Scott makes some stellar statements around the ability for a person to just pick-up the ability to be agile (or any other fundamental change to the way you work). He states that “They (agile practices) require much more practice and understanding than the at-large practices that came before them”. I’ve heard this type of statement twice in the last week. JP Boodhoo said that, although you can learn it yourself, learning (pairing) with an experienced TDD practitioner will speed your uptake of the practice and exponentially increase the skill in which you practice TDD. Scott is right when he says this. I can’t become agile just by reading a book or an article or a single day of training. I need a month of being on a team with a solid, experienced agilist to begin to be what Scott is.

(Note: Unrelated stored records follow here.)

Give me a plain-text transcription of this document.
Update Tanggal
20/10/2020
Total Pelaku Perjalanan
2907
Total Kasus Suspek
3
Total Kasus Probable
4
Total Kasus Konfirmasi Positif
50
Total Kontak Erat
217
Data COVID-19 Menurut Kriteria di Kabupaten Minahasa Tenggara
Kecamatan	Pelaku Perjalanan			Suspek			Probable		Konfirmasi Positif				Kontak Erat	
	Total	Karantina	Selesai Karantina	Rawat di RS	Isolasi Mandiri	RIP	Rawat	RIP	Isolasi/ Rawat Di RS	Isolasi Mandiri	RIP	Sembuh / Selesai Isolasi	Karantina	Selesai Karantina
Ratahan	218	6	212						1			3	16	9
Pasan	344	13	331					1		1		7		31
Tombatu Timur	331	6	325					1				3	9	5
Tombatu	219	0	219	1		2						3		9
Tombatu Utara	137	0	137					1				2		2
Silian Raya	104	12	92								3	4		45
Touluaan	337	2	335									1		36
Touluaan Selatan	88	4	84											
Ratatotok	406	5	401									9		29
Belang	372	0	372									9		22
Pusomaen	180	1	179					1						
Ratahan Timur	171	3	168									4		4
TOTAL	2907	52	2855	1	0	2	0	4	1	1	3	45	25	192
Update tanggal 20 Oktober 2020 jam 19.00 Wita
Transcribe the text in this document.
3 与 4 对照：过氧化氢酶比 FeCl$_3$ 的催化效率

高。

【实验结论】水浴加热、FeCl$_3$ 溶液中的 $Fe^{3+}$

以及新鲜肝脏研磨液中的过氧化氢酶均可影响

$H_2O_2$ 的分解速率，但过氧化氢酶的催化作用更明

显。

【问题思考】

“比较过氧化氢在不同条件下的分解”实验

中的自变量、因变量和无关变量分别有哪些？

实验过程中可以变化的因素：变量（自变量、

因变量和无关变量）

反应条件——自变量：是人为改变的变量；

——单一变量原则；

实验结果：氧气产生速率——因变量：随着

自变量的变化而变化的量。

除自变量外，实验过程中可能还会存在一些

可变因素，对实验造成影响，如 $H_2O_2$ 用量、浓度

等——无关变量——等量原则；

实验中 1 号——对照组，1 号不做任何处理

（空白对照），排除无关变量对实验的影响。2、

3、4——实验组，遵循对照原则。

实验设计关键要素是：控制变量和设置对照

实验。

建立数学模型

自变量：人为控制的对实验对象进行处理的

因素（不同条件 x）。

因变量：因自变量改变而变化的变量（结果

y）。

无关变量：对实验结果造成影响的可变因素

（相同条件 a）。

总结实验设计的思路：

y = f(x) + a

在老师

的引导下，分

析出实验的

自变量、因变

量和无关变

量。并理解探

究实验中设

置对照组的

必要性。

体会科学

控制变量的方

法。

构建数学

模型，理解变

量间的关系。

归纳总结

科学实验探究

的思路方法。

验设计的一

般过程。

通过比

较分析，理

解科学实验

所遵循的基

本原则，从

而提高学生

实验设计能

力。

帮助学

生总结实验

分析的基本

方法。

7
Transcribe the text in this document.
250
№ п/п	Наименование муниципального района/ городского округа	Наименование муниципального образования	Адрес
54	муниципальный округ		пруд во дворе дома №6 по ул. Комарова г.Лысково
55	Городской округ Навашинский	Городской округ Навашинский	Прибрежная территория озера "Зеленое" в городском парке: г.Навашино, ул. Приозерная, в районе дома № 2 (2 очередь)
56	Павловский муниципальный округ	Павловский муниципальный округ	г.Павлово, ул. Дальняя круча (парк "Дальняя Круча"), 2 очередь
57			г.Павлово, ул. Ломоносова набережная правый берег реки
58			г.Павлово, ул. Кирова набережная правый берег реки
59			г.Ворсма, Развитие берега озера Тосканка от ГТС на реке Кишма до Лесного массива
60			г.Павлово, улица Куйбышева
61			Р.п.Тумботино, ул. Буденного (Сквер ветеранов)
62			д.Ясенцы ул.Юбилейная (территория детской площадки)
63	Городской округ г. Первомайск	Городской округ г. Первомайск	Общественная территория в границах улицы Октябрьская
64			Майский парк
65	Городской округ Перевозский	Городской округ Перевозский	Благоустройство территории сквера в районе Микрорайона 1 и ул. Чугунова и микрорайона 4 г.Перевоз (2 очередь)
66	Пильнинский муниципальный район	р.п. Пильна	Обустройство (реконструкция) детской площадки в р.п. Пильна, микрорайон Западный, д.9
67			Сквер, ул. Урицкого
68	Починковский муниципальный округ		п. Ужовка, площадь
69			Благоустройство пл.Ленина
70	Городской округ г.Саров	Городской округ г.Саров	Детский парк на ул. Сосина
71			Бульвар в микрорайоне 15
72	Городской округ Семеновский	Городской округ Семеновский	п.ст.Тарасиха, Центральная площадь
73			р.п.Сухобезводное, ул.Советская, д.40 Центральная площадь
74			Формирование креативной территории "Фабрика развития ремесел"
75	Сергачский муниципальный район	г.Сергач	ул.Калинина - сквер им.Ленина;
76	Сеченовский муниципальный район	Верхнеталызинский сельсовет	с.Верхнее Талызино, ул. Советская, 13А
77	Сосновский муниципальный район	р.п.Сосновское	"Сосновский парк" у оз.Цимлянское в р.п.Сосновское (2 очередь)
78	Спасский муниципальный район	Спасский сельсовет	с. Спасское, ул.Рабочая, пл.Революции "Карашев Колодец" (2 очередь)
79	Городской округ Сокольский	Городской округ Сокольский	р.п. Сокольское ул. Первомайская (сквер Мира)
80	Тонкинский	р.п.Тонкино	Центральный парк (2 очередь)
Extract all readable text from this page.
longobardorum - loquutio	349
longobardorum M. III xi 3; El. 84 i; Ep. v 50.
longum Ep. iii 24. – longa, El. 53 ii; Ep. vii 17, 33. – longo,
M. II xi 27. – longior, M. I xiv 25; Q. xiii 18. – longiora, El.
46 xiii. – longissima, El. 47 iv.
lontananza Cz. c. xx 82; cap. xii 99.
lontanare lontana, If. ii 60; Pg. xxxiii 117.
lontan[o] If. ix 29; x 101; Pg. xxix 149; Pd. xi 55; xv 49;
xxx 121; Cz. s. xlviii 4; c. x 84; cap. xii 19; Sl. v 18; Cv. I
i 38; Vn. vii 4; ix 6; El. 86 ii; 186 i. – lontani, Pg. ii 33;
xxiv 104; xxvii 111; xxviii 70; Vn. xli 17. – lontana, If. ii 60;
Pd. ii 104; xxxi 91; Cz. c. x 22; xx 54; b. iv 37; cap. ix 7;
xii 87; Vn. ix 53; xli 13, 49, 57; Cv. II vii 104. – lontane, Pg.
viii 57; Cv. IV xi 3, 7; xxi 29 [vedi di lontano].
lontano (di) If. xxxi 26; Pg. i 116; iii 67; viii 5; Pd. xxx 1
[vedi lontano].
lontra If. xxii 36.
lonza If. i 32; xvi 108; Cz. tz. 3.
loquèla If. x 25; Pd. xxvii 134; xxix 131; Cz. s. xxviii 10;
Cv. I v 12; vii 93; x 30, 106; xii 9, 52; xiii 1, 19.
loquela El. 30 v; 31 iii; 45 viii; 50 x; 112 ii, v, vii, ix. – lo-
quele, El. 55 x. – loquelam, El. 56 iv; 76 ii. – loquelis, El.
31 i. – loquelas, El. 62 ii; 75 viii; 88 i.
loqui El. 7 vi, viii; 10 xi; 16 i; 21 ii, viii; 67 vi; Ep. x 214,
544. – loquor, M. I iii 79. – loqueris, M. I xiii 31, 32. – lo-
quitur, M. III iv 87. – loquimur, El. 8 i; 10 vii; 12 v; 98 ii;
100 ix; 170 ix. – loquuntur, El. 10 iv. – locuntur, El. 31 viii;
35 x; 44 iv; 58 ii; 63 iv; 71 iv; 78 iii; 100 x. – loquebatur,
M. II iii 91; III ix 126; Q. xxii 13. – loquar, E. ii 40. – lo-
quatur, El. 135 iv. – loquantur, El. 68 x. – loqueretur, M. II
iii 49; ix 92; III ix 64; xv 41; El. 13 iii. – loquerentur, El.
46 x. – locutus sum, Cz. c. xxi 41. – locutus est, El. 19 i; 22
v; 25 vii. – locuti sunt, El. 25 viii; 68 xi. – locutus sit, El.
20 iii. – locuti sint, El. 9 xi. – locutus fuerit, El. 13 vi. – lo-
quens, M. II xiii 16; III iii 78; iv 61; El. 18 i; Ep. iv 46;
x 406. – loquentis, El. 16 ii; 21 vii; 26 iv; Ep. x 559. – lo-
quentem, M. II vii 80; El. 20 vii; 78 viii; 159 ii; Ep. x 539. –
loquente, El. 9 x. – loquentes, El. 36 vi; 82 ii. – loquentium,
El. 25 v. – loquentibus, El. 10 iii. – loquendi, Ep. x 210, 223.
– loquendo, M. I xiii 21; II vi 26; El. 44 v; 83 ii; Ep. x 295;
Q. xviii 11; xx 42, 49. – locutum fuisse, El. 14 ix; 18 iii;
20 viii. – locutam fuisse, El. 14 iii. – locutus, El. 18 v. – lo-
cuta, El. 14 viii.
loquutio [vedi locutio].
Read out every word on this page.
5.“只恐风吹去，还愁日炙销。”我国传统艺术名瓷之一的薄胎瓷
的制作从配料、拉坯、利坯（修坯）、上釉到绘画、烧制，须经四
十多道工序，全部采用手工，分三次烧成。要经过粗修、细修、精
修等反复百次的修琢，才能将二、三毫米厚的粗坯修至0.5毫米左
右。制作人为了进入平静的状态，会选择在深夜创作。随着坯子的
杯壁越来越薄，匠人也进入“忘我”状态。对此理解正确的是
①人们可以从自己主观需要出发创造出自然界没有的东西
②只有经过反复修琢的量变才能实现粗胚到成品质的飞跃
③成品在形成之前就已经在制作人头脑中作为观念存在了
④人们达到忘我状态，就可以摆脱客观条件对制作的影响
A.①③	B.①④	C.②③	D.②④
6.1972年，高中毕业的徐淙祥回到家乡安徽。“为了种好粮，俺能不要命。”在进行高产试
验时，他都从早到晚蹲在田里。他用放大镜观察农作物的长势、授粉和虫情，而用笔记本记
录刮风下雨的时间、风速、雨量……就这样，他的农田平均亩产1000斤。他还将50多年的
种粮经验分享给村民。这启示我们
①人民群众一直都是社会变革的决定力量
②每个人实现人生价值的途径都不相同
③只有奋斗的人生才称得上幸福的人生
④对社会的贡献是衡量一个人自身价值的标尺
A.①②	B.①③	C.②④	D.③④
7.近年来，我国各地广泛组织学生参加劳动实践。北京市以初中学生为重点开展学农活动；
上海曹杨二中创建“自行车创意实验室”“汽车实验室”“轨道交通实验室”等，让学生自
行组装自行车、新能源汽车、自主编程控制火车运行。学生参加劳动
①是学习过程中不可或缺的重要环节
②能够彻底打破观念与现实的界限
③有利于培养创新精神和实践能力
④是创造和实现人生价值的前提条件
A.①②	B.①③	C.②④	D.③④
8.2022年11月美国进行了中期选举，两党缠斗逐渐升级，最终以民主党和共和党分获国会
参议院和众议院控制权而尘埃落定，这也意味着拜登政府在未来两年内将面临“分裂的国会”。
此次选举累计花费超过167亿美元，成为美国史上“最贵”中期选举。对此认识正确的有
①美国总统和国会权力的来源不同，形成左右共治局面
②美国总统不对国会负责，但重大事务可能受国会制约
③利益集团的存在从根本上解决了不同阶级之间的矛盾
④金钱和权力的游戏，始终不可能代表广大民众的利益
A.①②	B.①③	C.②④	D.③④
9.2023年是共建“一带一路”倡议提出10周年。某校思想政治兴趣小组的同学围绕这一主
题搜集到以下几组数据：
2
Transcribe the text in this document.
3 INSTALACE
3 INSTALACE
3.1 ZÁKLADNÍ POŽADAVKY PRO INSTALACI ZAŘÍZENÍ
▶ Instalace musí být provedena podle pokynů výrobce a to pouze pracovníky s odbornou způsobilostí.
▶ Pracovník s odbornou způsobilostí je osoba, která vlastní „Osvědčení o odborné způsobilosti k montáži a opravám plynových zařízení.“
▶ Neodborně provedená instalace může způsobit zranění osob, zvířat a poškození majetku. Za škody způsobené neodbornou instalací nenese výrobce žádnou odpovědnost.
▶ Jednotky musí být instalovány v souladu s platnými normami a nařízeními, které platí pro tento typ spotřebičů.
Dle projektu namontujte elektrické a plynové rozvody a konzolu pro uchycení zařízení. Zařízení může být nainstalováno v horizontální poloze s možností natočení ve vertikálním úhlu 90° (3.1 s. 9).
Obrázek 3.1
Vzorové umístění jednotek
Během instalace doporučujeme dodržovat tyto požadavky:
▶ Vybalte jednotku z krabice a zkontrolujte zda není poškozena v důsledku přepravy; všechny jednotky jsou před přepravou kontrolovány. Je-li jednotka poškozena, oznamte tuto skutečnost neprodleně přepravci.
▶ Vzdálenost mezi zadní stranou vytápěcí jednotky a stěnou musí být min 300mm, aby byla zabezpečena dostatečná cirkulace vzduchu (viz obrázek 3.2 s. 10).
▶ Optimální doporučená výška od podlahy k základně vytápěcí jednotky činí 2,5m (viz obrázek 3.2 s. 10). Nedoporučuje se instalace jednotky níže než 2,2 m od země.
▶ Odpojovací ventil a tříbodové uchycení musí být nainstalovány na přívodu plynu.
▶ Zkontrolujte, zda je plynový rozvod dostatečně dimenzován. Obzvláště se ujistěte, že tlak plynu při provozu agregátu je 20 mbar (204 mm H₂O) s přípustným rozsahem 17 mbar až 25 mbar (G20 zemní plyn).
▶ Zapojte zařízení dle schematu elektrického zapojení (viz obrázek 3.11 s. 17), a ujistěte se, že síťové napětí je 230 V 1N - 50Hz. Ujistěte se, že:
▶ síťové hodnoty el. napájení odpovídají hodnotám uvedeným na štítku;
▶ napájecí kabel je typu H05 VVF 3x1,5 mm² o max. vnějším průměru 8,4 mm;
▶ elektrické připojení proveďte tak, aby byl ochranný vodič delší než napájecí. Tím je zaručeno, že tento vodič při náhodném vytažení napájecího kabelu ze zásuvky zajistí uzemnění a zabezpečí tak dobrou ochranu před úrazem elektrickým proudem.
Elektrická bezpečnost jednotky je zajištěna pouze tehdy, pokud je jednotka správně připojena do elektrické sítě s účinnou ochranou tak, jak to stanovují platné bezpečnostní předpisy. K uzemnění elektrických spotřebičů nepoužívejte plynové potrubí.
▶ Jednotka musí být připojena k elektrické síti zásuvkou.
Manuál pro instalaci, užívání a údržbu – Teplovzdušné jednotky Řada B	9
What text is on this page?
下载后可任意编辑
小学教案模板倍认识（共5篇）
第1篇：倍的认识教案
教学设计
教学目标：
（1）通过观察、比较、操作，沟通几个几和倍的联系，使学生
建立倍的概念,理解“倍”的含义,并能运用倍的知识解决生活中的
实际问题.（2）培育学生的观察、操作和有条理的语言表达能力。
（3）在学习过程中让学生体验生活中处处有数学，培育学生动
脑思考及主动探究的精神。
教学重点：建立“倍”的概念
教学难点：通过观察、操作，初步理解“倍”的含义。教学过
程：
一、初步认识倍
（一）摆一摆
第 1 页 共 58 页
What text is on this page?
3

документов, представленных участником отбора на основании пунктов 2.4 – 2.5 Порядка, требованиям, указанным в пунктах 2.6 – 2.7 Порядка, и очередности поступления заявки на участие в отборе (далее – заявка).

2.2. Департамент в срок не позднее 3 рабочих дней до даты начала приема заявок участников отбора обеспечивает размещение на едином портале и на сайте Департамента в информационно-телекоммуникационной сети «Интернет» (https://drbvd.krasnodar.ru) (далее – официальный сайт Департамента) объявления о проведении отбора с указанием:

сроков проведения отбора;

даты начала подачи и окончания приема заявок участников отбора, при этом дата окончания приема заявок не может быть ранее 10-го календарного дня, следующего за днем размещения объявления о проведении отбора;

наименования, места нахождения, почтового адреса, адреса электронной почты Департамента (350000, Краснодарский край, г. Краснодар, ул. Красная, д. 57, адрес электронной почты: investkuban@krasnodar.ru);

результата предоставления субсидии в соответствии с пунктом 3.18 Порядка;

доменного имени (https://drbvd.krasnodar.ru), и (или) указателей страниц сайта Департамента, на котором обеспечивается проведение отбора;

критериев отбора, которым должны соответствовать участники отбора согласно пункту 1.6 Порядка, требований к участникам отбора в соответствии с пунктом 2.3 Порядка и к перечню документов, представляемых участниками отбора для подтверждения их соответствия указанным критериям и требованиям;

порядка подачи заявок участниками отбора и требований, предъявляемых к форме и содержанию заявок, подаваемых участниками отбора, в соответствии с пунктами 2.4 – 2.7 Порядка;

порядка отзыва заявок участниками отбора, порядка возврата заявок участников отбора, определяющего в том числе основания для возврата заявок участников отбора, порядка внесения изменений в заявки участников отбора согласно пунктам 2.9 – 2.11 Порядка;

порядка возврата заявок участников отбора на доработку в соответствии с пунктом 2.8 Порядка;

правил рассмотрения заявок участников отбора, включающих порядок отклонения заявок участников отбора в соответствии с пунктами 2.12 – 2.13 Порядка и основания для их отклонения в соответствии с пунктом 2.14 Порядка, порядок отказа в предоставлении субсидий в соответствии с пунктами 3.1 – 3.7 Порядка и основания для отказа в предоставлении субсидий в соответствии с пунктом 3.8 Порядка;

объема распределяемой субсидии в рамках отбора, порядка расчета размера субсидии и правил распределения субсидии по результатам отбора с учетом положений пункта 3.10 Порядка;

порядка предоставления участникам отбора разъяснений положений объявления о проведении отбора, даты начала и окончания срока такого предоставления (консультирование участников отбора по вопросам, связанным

I’m all over another point that Scott makes. I also hate “the attitudes of developers who seem to have developed an inordinate instant gratification expectation toward learning as if all learning unfolded the way that learning a new product or tool does”. Programmers. Get off your asses and come to grips with the fact that there is more to keeping up to date with the latest keyboard shortcuts and the greatest new code snippet websites. Learning in abstraction is not limited to your last year of college or university. The world we work in is full of abstraction. Maybe it’s the an abstraction in the code you’re writing, or it could be abstracting the developer (Joel Spolsky). Abstract your process folks, it will get your mind into a very different place when it comes to the way you operate day to day.

Scott, excuse me for offer you some advise, but you need to step away from the Agile fanaticism so that you can better promote it. Teach me Scott. If you can’t do it through a blog, which I will buy in this case, tell me how I can go and learn it. Tell me the best courses. Tell me the best books. Give me concrete examples of the practice in use in a project environment. Scott, I, and many others, are ready to give this a shot. Like you said, we can’t do it alone.

I don’t mean to ruffle your feathers Scott, but I meant to do it in the nicest way possible. I’m going to be at DevTeach and I’m going to search you out so that I can do two things: Feel your passion for agile and convince you that you should be speaking at the Edmonton .NET User Group.